Keith, born and raised in South London and a big Millwall FC fan, said: “We live in scary times but this city is resilient.”

“I have had some good jobs, but selling The Big Issue is the one I enjoy the most,” he explained.

“I love interacting with people. If they buy a Big Issue, that is a bonus. If not, it’s “Have a lovely day, nice to meet you!” That is how I work. On the whole my glass is half full, not half empty.”

His gesture was noted by people who declared the act as a great example of British spirit. Kate Talbot tweeted, “London: where a homeless man spends money from Big Issue sales to buy flowers for strangers #lovelondon #londonbridge”, while Aimee added, “‘Cockney’ Keith is amazing, I always see him at #LondonBridge giving tourists directions and asking if they are ok. #LondonIsOpen”.

London: where a homeless man spends money from Big Issue sales to buy flowers for strangers

Twitter user @vhb49 summed it up best, “Cockney Keith has the most important things in life: optimism, openness & love.
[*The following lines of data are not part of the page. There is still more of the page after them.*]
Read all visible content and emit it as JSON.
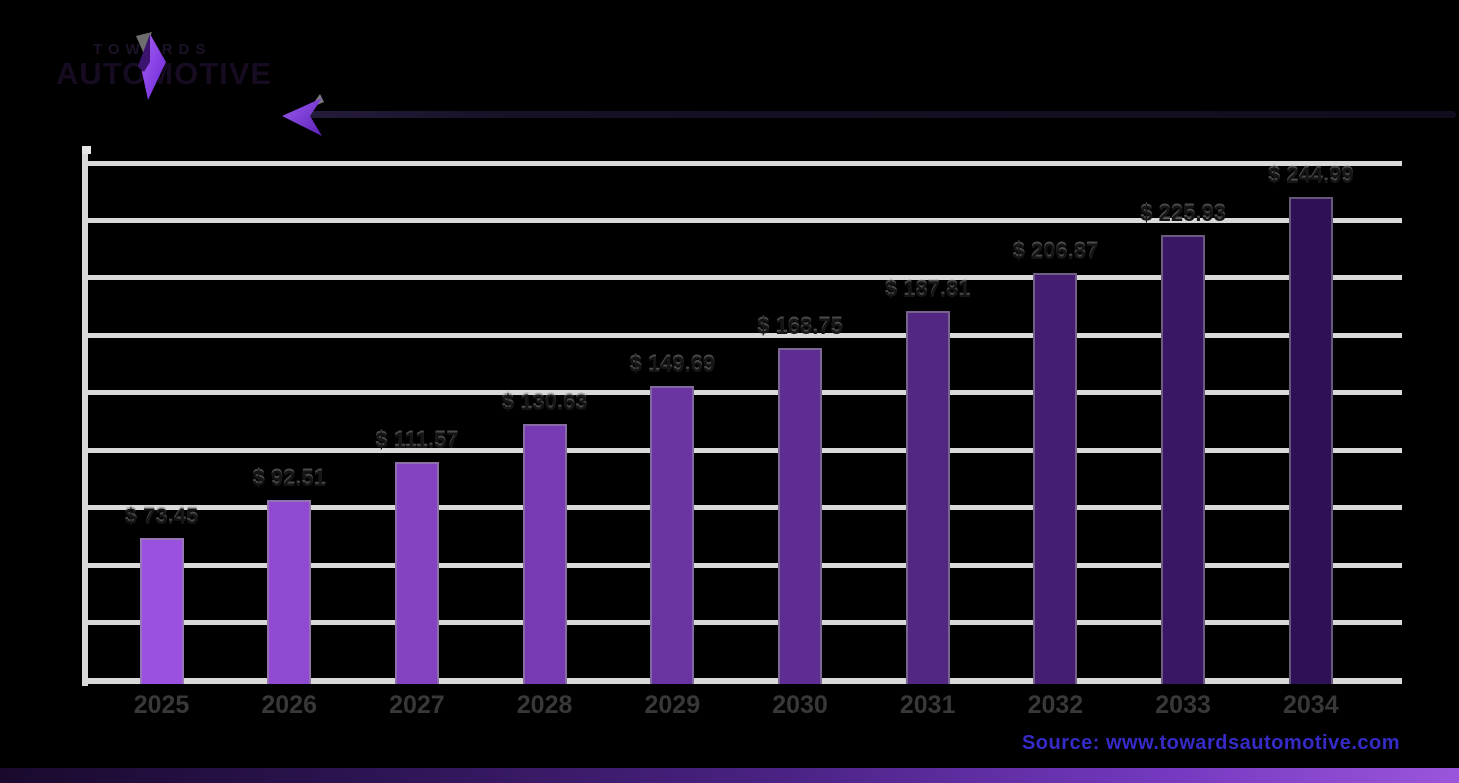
{
  "brand": {
    "name_top": "TOWARDS",
    "name_bottom": "AUTOMOTIVE"
  },
  "source": {
    "label": "Source: www.towardsautomotive.com",
    "color": "#372bc7"
  },
  "colors": {
    "page_background": "#000000",
    "gridline": "#d9d9d9",
    "value_label_text": "#151515",
    "year_label_text": "#383838",
    "bottom_strip_gradient": [
      "#190a2d",
      "#9b55dc"
    ],
    "logo_purple": "#8b46e8"
  },
  "chart_data": {
    "type": "bar",
    "title": "",
    "xlabel": "",
    "ylabel": "",
    "categories": [
      "2025",
      "2026",
      "2027",
      "2028",
      "2029",
      "2030",
      "2031",
      "2032",
      "2033",
      "2034"
    ],
    "values": [
      73.45,
      92.51,
      111.57,
      130.63,
      149.69,
      168.75,
      187.81,
      206.87,
      225.93,
      244.99
    ],
    "labels": [
      "$ 73.45",
      "$ 92.51",
      "$ 111.57",
      "$ 130.63",
      "$ 149.69",
      "$ 168.75",
      "$ 187.81",
      "$ 206.87",
      "$ 225.93",
      "$ 244.99"
    ],
    "ylim": [
      0,
      260
    ],
    "gridline_count": 10,
    "grid_on": true,
    "legend": "none",
    "bar_colors": [
      "#9B51E0",
      "#8F4AD1",
      "#8343C1",
      "#763BB2",
      "#6A34A2",
      "#5E2D93",
      "#522683",
      "#451E74",
      "#391764",
      "#2D1055"
    ]
  }
}
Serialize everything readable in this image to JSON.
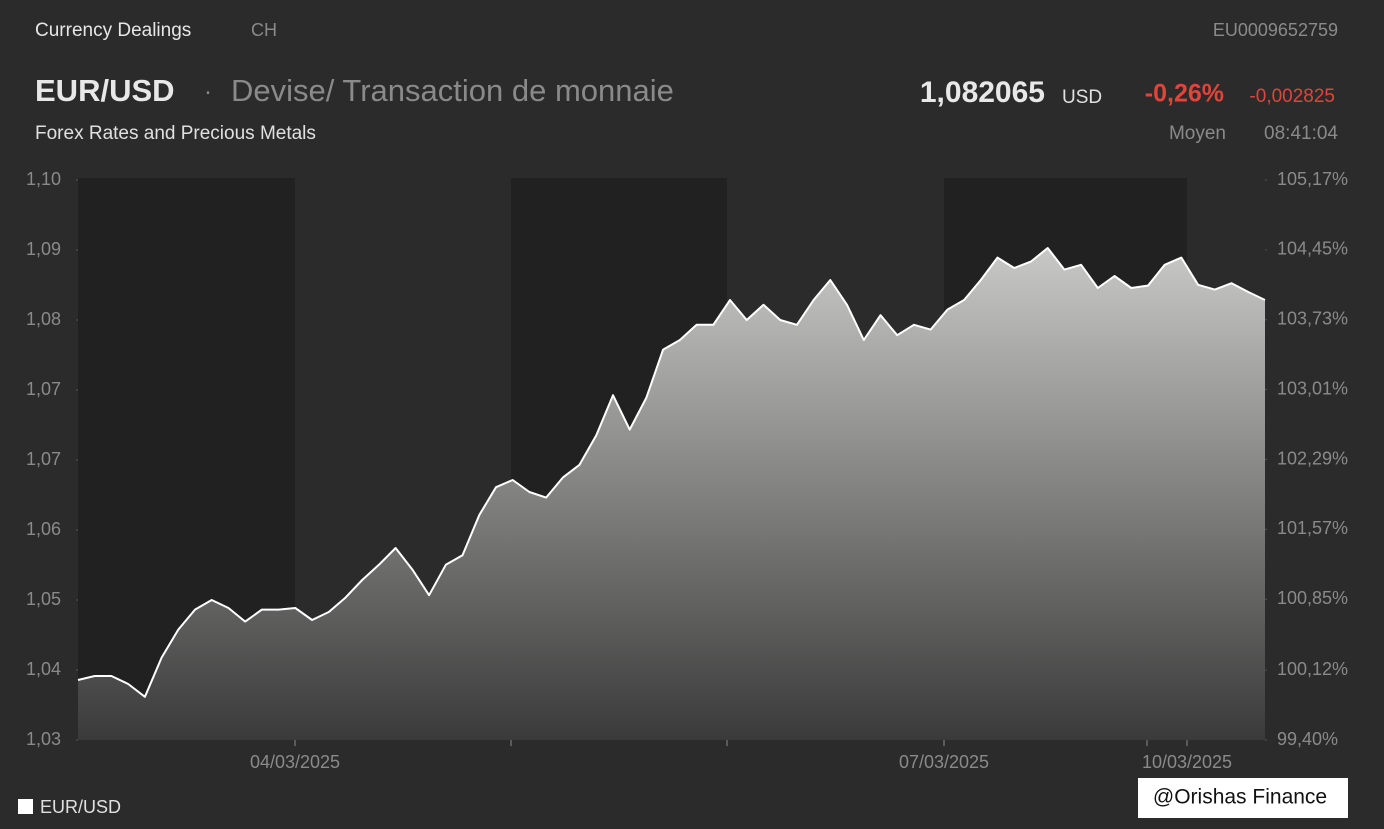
{
  "header": {
    "category": "Currency Dealings",
    "country": "CH",
    "isin": "EU0009652759",
    "symbol": "EUR/USD",
    "separator": "·",
    "description": "Devise/ Transaction de monnaie",
    "price": "1,082065",
    "currency": "USD",
    "change_pct": "-0,26%",
    "change_abs": "-0,002825",
    "market": "Forex Rates and Precious Metals",
    "price_type": "Moyen",
    "time": "08:41:04"
  },
  "watermark": "@Orishas Finance",
  "chart_data": {
    "type": "area",
    "series": [
      {
        "name": "EUR/USD",
        "color": "#ffffff",
        "values": [
          1.0375,
          1.038,
          1.038,
          1.037,
          1.0354,
          1.0403,
          1.0438,
          1.0463,
          1.0475,
          1.0465,
          1.0448,
          1.0463,
          1.0463,
          1.0465,
          1.045,
          1.046,
          1.0478,
          1.05,
          1.0519,
          1.054,
          1.0513,
          1.0481,
          1.0519,
          1.0531,
          1.0581,
          1.0616,
          1.0625,
          1.061,
          1.0603,
          1.0628,
          1.0644,
          1.0681,
          1.0731,
          1.0688,
          1.0728,
          1.0788,
          1.08,
          1.0819,
          1.0819,
          1.085,
          1.0825,
          1.0844,
          1.0825,
          1.0819,
          1.085,
          1.0875,
          1.0844,
          1.08,
          1.0831,
          1.0806,
          1.0819,
          1.0813,
          1.0838,
          1.085,
          1.0875,
          1.0903,
          1.089,
          1.0898,
          1.0915,
          1.0888,
          1.0894,
          1.0865,
          1.088,
          1.0865,
          1.0868,
          1.0894,
          1.0903,
          1.0869,
          1.0863,
          1.0871,
          1.086,
          1.085
        ]
      }
    ],
    "ylim": [
      1.03,
      1.1
    ],
    "yticks": [
      {
        "value": 1.03,
        "label": "1,03"
      },
      {
        "value": 1.03875,
        "label": "1,04"
      },
      {
        "value": 1.0475,
        "label": "1,05"
      },
      {
        "value": 1.05625,
        "label": "1,06"
      },
      {
        "value": 1.065,
        "label": "1,07"
      },
      {
        "value": 1.07375,
        "label": "1,07"
      },
      {
        "value": 1.0825,
        "label": "1,08"
      },
      {
        "value": 1.09125,
        "label": "1,09"
      },
      {
        "value": 1.1,
        "label": "1,10"
      }
    ],
    "y2lim": [
      99.4,
      105.17
    ],
    "y2ticks": [
      {
        "value": 99.4,
        "label": "99,40%"
      },
      {
        "value": 100.12,
        "label": "100,12%"
      },
      {
        "value": 100.85,
        "label": "100,85%"
      },
      {
        "value": 101.57,
        "label": "101,57%"
      },
      {
        "value": 102.29,
        "label": "102,29%"
      },
      {
        "value": 103.01,
        "label": "103,01%"
      },
      {
        "value": 103.73,
        "label": "103,73%"
      },
      {
        "value": 104.45,
        "label": "104,45%"
      },
      {
        "value": 105.17,
        "label": "105,17%"
      }
    ],
    "x_tick_labels": [
      "04/03/2025",
      "07/03/2025",
      "10/03/2025"
    ]
  }
}
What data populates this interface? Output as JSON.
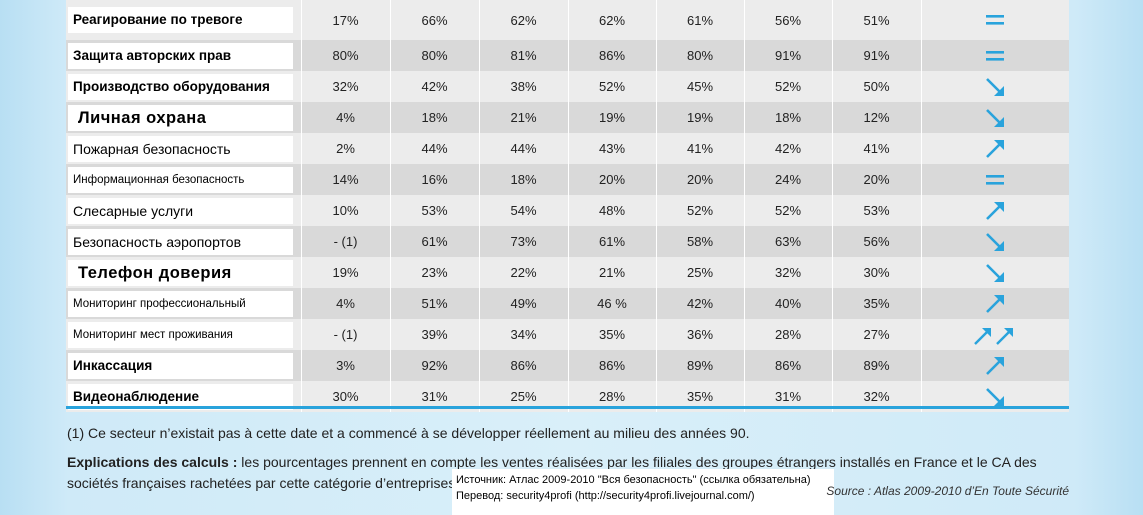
{
  "table": {
    "rows": [
      {
        "label": "Реагирование по тревоге",
        "style": "lb-bold",
        "values": [
          "17%",
          "66%",
          "62%",
          "62%",
          "61%",
          "56%",
          "51%"
        ],
        "trend": "equal-icon"
      },
      {
        "label": "Защита авторских прав",
        "style": "lb-bold",
        "values": [
          "80%",
          "80%",
          "81%",
          "86%",
          "80%",
          "91%",
          "91%"
        ],
        "trend": "equal-icon"
      },
      {
        "label": "Производство оборудования",
        "style": "lb-bold",
        "values": [
          "32%",
          "42%",
          "38%",
          "52%",
          "45%",
          "52%",
          "50%"
        ],
        "trend": "arrow-down-right-icon"
      },
      {
        "label": "Личная охрана",
        "style": "lb-big",
        "values": [
          "4%",
          "18%",
          "21%",
          "19%",
          "19%",
          "18%",
          "12%"
        ],
        "trend": "arrow-down-right-icon"
      },
      {
        "label": "Пожарная безопасность",
        "style": "lb-plain",
        "values": [
          "2%",
          "44%",
          "44%",
          "43%",
          "41%",
          "42%",
          "41%"
        ],
        "trend": "arrow-up-right-icon"
      },
      {
        "label": "Информационная безопасность",
        "style": "lb-small",
        "values": [
          "14%",
          "16%",
          "18%",
          "20%",
          "20%",
          "24%",
          "20%"
        ],
        "trend": "equal-icon"
      },
      {
        "label": "Слесарные услуги",
        "style": "lb-plain",
        "values": [
          "10%",
          "53%",
          "54%",
          "48%",
          "52%",
          "52%",
          "53%"
        ],
        "trend": "arrow-up-right-icon"
      },
      {
        "label": "Безопасность аэропортов",
        "style": "lb-plain",
        "values": [
          "- (1)",
          "61%",
          "73%",
          "61%",
          "58%",
          "63%",
          "56%"
        ],
        "trend": "arrow-down-right-icon"
      },
      {
        "label": "Телефон доверия",
        "style": "lb-big",
        "values": [
          "19%",
          "23%",
          "22%",
          "21%",
          "25%",
          "32%",
          "30%"
        ],
        "trend": "arrow-down-right-icon"
      },
      {
        "label": "Мониторинг профессиональный",
        "style": "lb-small",
        "values": [
          "4%",
          "51%",
          "49%",
          "46 %",
          "42%",
          "40%",
          "35%"
        ],
        "trend": "arrow-up-right-icon"
      },
      {
        "label": "Мониторинг мест проживания",
        "style": "lb-small",
        "values": [
          "- (1)",
          "39%",
          "34%",
          "35%",
          "36%",
          "28%",
          "27%"
        ],
        "trend": "double-arrow-up-right-icon"
      },
      {
        "label": "Инкассация",
        "style": "lb-bold",
        "values": [
          "3%",
          "92%",
          "86%",
          "86%",
          "89%",
          "86%",
          "89%"
        ],
        "trend": "arrow-up-right-icon"
      },
      {
        "label": "Видеонаблюдение",
        "style": "lb-bold",
        "values": [
          "30%",
          "31%",
          "25%",
          "28%",
          "35%",
          "31%",
          "32%"
        ],
        "trend": "arrow-down-right-icon"
      }
    ]
  },
  "footnote": "(1) Ce secteur n’existait pas à cette date et a commencé à se développer réellement au milieu des années 90.",
  "explanation": {
    "title": "Explications des calculs :",
    "text": " les pourcentages prennent en compte les ventes réalisées par les filiales des groupes étrangers installés en France et le CA des sociétés françaises rachetées par cette catégorie d’entreprises."
  },
  "translation": {
    "line1": "Источник: Атлас 2009-2010 \"Вся безопасность\" (ссылка обязательна)",
    "line2": "Перевод: security4profi (http://security4profi.livejournal.com/)"
  },
  "source": "Source : Atlas 2009-2010 d’En Toute Sécurité",
  "colors": {
    "accent": "#29a3dc",
    "row_light": "#ececec",
    "row_dark": "#d9d9d9"
  }
}
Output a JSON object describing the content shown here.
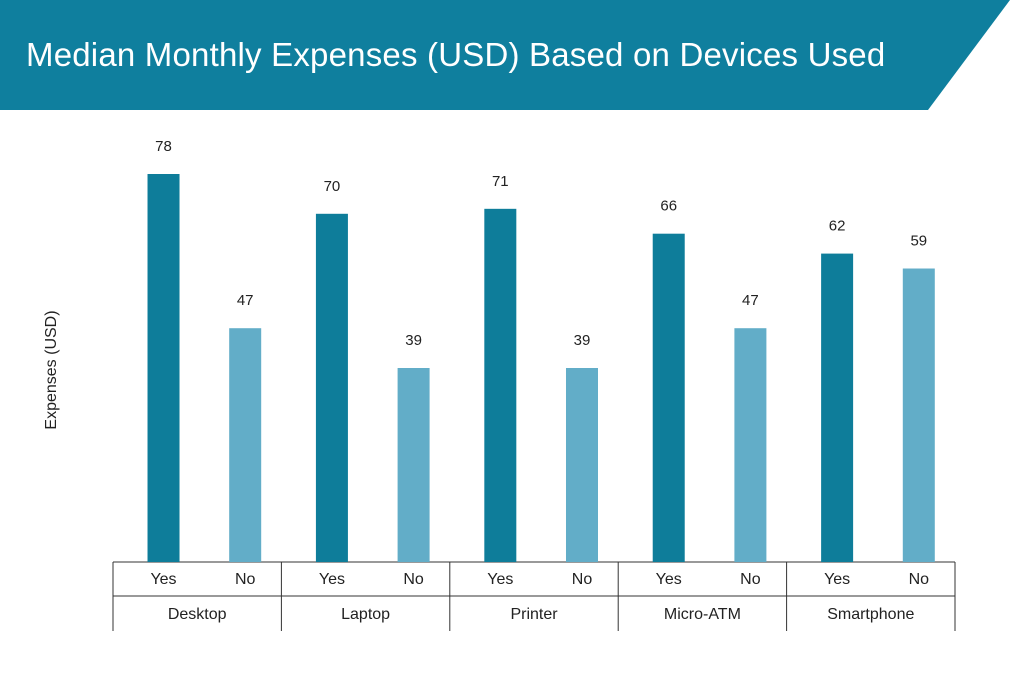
{
  "title": "Median Monthly Expenses (USD) Based on Devices Used",
  "colors": {
    "banner": "#0f7f9e",
    "yes": "#0e7d9a",
    "no": "#62adc8",
    "axis": "#333333"
  },
  "chart_data": {
    "type": "bar",
    "title": "Median Monthly Expenses (USD) Based on Devices Used",
    "xlabel": "",
    "ylabel": "Expenses (USD)",
    "groups": [
      {
        "name": "Desktop",
        "categories": [
          "Yes",
          "No"
        ],
        "values": [
          78,
          47
        ]
      },
      {
        "name": "Laptop",
        "categories": [
          "Yes",
          "No"
        ],
        "values": [
          70,
          39
        ]
      },
      {
        "name": "Printer",
        "categories": [
          "Yes",
          "No"
        ],
        "values": [
          71,
          39
        ]
      },
      {
        "name": "Micro-ATM",
        "categories": [
          "Yes",
          "No"
        ],
        "values": [
          66,
          47
        ]
      },
      {
        "name": "Smartphone",
        "categories": [
          "Yes",
          "No"
        ],
        "values": [
          62,
          59
        ]
      }
    ],
    "ylim": [
      0,
      78
    ],
    "grid": false,
    "legend": "none"
  }
}
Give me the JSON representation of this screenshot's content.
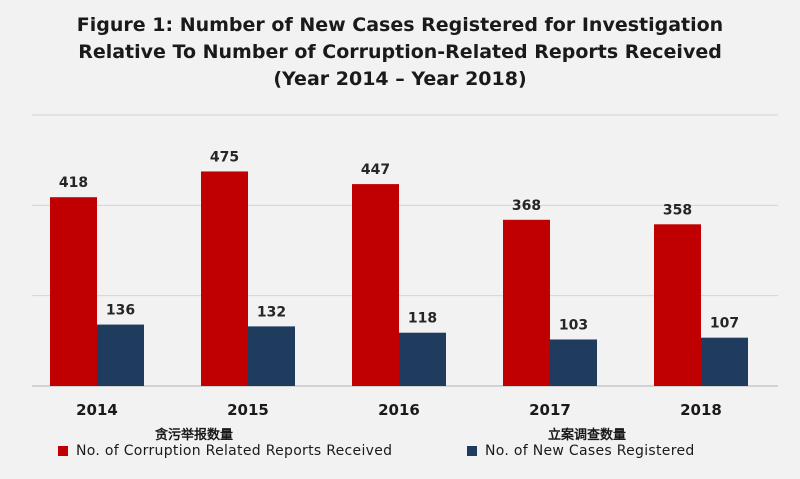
{
  "title": {
    "line1": "Figure 1: Number of New Cases Registered for Investigation",
    "line2": "Relative To Number of Corruption-Related Reports Received",
    "line3": "(Year 2014 – Year 2018)"
  },
  "legend": {
    "reports_cn": "贪污举报数量",
    "reports_label": "No. of Corruption Related Reports Received",
    "cases_cn": "立案调查数量",
    "cases_label": "No. of New Cases Registered"
  },
  "colors": {
    "reports": "#c00000",
    "cases": "#1f3c5e",
    "grid": "#d4d4d4",
    "axis": "#bfbfbf"
  },
  "chart_data": {
    "type": "bar",
    "categories": [
      "2014",
      "2015",
      "2016",
      "2017",
      "2018"
    ],
    "series": [
      {
        "name": "No. of Corruption Related Reports Received",
        "values": [
          418,
          475,
          447,
          368,
          358
        ]
      },
      {
        "name": "No. of New Cases Registered",
        "values": [
          136,
          132,
          118,
          103,
          107
        ]
      }
    ],
    "title": "Figure 1: Number of New Cases Registered for Investigation Relative To Number of Corruption-Related Reports Received (Year 2014 – Year 2018)",
    "xlabel": "",
    "ylabel": "",
    "ylim": [
      0,
      600
    ],
    "grid": true,
    "legend_position": "bottom"
  }
}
He’s a #Londoner#TrueBrit”.

A minute’s silence was held at 11am across the UK as a mark of respect for the victims.

Mayor of London Sadiq Khan stood alongside emergency service workers at the headquarters of the London Ambulance Service.

#ChrissySentMe

Though it seemed impossible as news broke of the London terrorist attack – the third to shake Britain in three months – after the dark events light began to shine.

The first victim of the attacks at London Bridge and Borough Market to be named was 30-year-old Canadian social worker Christine Archibald, who had worked at Alpha House, a homeless shelter in downtown Calgary.

A statement released by her family, showing remarkable dignity and restraint, called for hope not hate, inspired by Chrissy.

Christine Archibald

“We grieve at the loss of our beautiful, loving daughter and sister,” it read. “She had room in her heart for everyone and believed strongly that every person was to be valued and respected.

“She lived this belief working in a shelter for the homeless until she moved to Europe to be with her fiancé. She would have had no understanding of the callous cruelty that caused her death. Please honour her by making your community a better place.

“Volunteer your time and labour or donate to a homeless shelter. Tell them Chrissy sent you.”

Please honour her by making your community a better place

Immediately that sentiment spread far and wide on social media and beyond, with #ChrissySentMe trending as people started donating to homeless charities or volunteering their time to help others.

Kathy Christiansen, a colleague at Alpha House, said the hashtag had “become kind of a movement” and was “a wonderful tribute to Chrissy”.

A fund set up in her memory quickly went beyond its $20,000 target and her family plan to start a foundation in her name – but more than this is the priceless, countless acts of kindness Chrissy continues to inspire.